A Closer Look at Topic Modeling | Digital Tools for the 21st Century

The MALLET tool allows for individuals to manipulate several factors when generating topics, all of which can influence to topics that are produced. The number of iterations, the amount of text, the number of words in each topic, and the number of topics for example, can all influence the outcome. Changing the number of topics affects the topics that the tool outputs by either more or less holistically representing the body of texts that MALLET learns. A smaller number of topics leads to an html output with topics that are very prominent themes within the texts. A larger number of topics leads to an html output with much greater detail and variability based on the texts. When using this topic modeling tool, I recommend using 1000 iterations to ensure that the tool learns as much about the text files as possible, and for number of topics, I recommend inputting 50-100 number of topics to see a great variety of outputs that are still small enough subsets of data to analyze broad themes and topics in the texts.
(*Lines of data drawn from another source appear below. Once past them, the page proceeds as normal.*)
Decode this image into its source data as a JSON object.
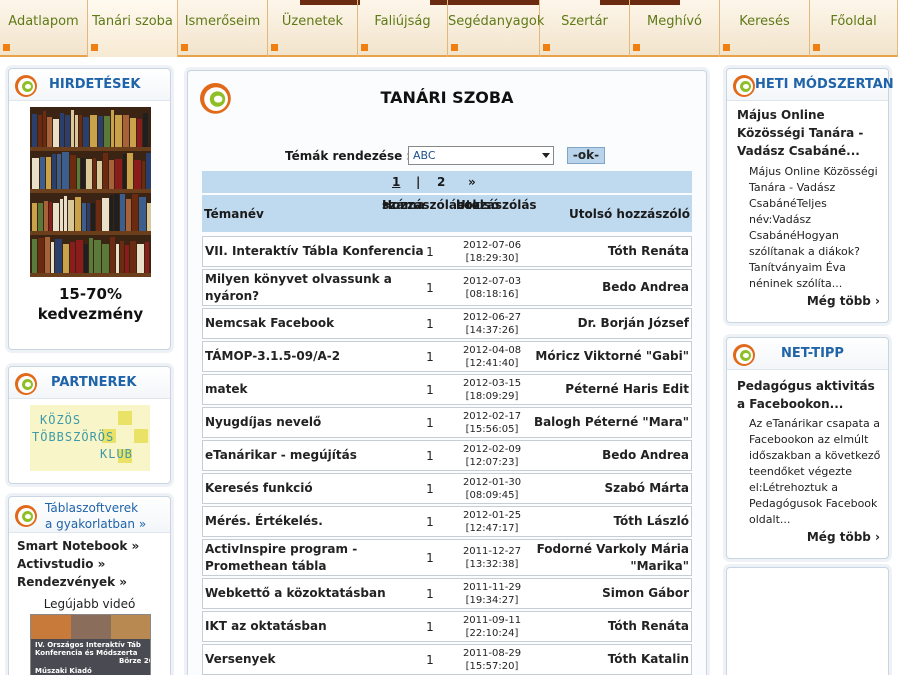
{
  "nav": {
    "items": [
      {
        "label": "Adatlapom"
      },
      {
        "label": "Tanári szoba"
      },
      {
        "label": "Ismerőseim"
      },
      {
        "label": "Üzenetek"
      },
      {
        "label": "Faliújság"
      },
      {
        "label": "Segédanyagok"
      },
      {
        "label": "Szertár"
      },
      {
        "label": "Meghívó"
      },
      {
        "label": "Keresés"
      },
      {
        "label": "Főoldal"
      }
    ],
    "active_index": 1,
    "accent_color": "#f07f12",
    "label_color": "#5e7a16"
  },
  "left": {
    "ads": {
      "title": "HIRDETÉSEK",
      "discount_line1": "15-70%",
      "discount_line2": "kedvezmény"
    },
    "partners": {
      "title": "PARTNEREK",
      "logo_line1": "KÖZÖS",
      "logo_line2": "TÖBBSZÖRÖS",
      "logo_line3": "KLUB"
    },
    "tables": {
      "title_line1": "Táblaszoftverek",
      "title_line2": "a gyakorlatban »",
      "links": [
        {
          "label": "Smart Notebook »"
        },
        {
          "label": "Activstudio »"
        },
        {
          "label": "Rendezvények »"
        }
      ],
      "newest_video": "Legújabb videó",
      "video_caption_1": "IV. Országos Interaktív Táb",
      "video_caption_2": "Konferencia és Módszerta",
      "video_caption_3": "Börze 20",
      "video_caption_4": "Műszaki Kiadó"
    }
  },
  "center": {
    "title": "TANÁRI SZOBA",
    "sort_label": "Témák rendezése :",
    "sort_value": "ABC",
    "ok_label": "-ok-",
    "pager": {
      "page1": "1",
      "sep": "|",
      "page2": "2",
      "next": "»"
    },
    "columns": {
      "topic": "Témanév",
      "count_1": "Hozzászólások",
      "count_2": "száma",
      "last_1": "Utolsó",
      "last_2": "hozzászólás",
      "author": "Utolsó hozzászóló"
    },
    "rows": [
      {
        "topic_1": "VII. Interaktív Tábla Konferencia",
        "topic_2": "",
        "count": "1",
        "date": "2012-07-06",
        "time": "[18:29:30]",
        "author_1": "Tóth Renáta",
        "author_2": ""
      },
      {
        "topic_1": "Milyen könyvet olvassunk a",
        "topic_2": "nyáron?",
        "count": "1",
        "date": "2012-07-03",
        "time": "[08:18:16]",
        "author_1": "Bedo Andrea",
        "author_2": ""
      },
      {
        "topic_1": "Nemcsak Facebook",
        "topic_2": "",
        "count": "1",
        "date": "2012-06-27",
        "time": "[14:37:26]",
        "author_1": "Dr. Borján József",
        "author_2": ""
      },
      {
        "topic_1": "TÁMOP-3.1.5-09/A-2",
        "topic_2": "",
        "count": "1",
        "date": "2012-04-08",
        "time": "[12:41:40]",
        "author_1": "Móricz Viktorné \"Gabi\"",
        "author_2": ""
      },
      {
        "topic_1": "matek",
        "topic_2": "",
        "count": "1",
        "date": "2012-03-15",
        "time": "[18:09:29]",
        "author_1": "Péterné Haris Edit",
        "author_2": ""
      },
      {
        "topic_1": "Nyugdíjas nevelő",
        "topic_2": "",
        "count": "1",
        "date": "2012-02-17",
        "time": "[15:56:05]",
        "author_1": "Balogh Péterné \"Mara\"",
        "author_2": ""
      },
      {
        "topic_1": "eTanárikar - megújítás",
        "topic_2": "",
        "count": "1",
        "date": "2012-02-09",
        "time": "[12:07:23]",
        "author_1": "Bedo Andrea",
        "author_2": ""
      },
      {
        "topic_1": "Keresés funkció",
        "topic_2": "",
        "count": "1",
        "date": "2012-01-30",
        "time": "[08:09:45]",
        "author_1": "Szabó Márta",
        "author_2": ""
      },
      {
        "topic_1": "Mérés. Értékelés.",
        "topic_2": "",
        "count": "1",
        "date": "2012-01-25",
        "time": "[12:47:17]",
        "author_1": "Tóth László",
        "author_2": ""
      },
      {
        "topic_1": "ActivInspire program -",
        "topic_2": "Promethean tábla",
        "count": "1",
        "date": "2011-12-27",
        "time": "[13:32:38]",
        "author_1": "Fodorné Varkoly Mária",
        "author_2": "\"Marika\""
      },
      {
        "topic_1": "Webkettő a közoktatásban",
        "topic_2": "",
        "count": "1",
        "date": "2011-11-29",
        "time": "[19:34:27]",
        "author_1": "Simon Gábor",
        "author_2": ""
      },
      {
        "topic_1": "IKT az oktatásban",
        "topic_2": "",
        "count": "1",
        "date": "2011-09-11",
        "time": "[22:10:24]",
        "author_1": "Tóth Renáta",
        "author_2": ""
      },
      {
        "topic_1": "Versenyek",
        "topic_2": "",
        "count": "1",
        "date": "2011-08-29",
        "time": "[15:57:20]",
        "author_1": "Tóth Katalin",
        "author_2": ""
      }
    ]
  },
  "right": {
    "method": {
      "title": "HETI MÓDSZERTAN",
      "headline": "Május Online Közösségi Tanára - Vadász Csabáné...",
      "body": "Május Online Közösségi Tanára - Vadász CsabánéTeljes név:Vadász CsabánéHogyan szólítanak a diákok? Tanítványaim Éva néninek szólíta...",
      "more": "Még több ›"
    },
    "nettip": {
      "title": "NET-TIPP",
      "headline": "Pedagógus aktivitás a Facebookon...",
      "body": "Az eTanárikar csapata a Facebookon az elmúlt időszakban a következő teendőket végezte el:Létrehoztuk a Pedagógusok Facebook oldalt...",
      "more": "Még több ›"
    }
  },
  "colors": {
    "heading_blue": "#1f63a8",
    "table_header_bg": "#bfd9ef",
    "orange": "#f07f12"
  }
}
I was unable to save the metadata for my project files and unable to go back to the classroom to re-do this assignment, so I am unable to identify the percentages of story origins for each topic. However, my three favorite topics for this assignment were “Investigation,” “Murder,” and “Attack.” Investigation came from the list with 75 topics, Murder came from the list with 50 topics and Attack came from 30 topics as well. I speculate that all of these topics involve the majority the Sherlock Holmes’ world of story. Interestingly enough, despite the variations in the lists that the topics come from, there is consistency in theme amongst these topics – an attack, murder and then an investigation is common in Arthur Conan Doyle’s stories.

The amount of metadata provided allows for a variety of questions to surface, such as what the publication dates are for stories involving murder and whether one can identify trends in the frequency of murder in a plot versus an attack, etc.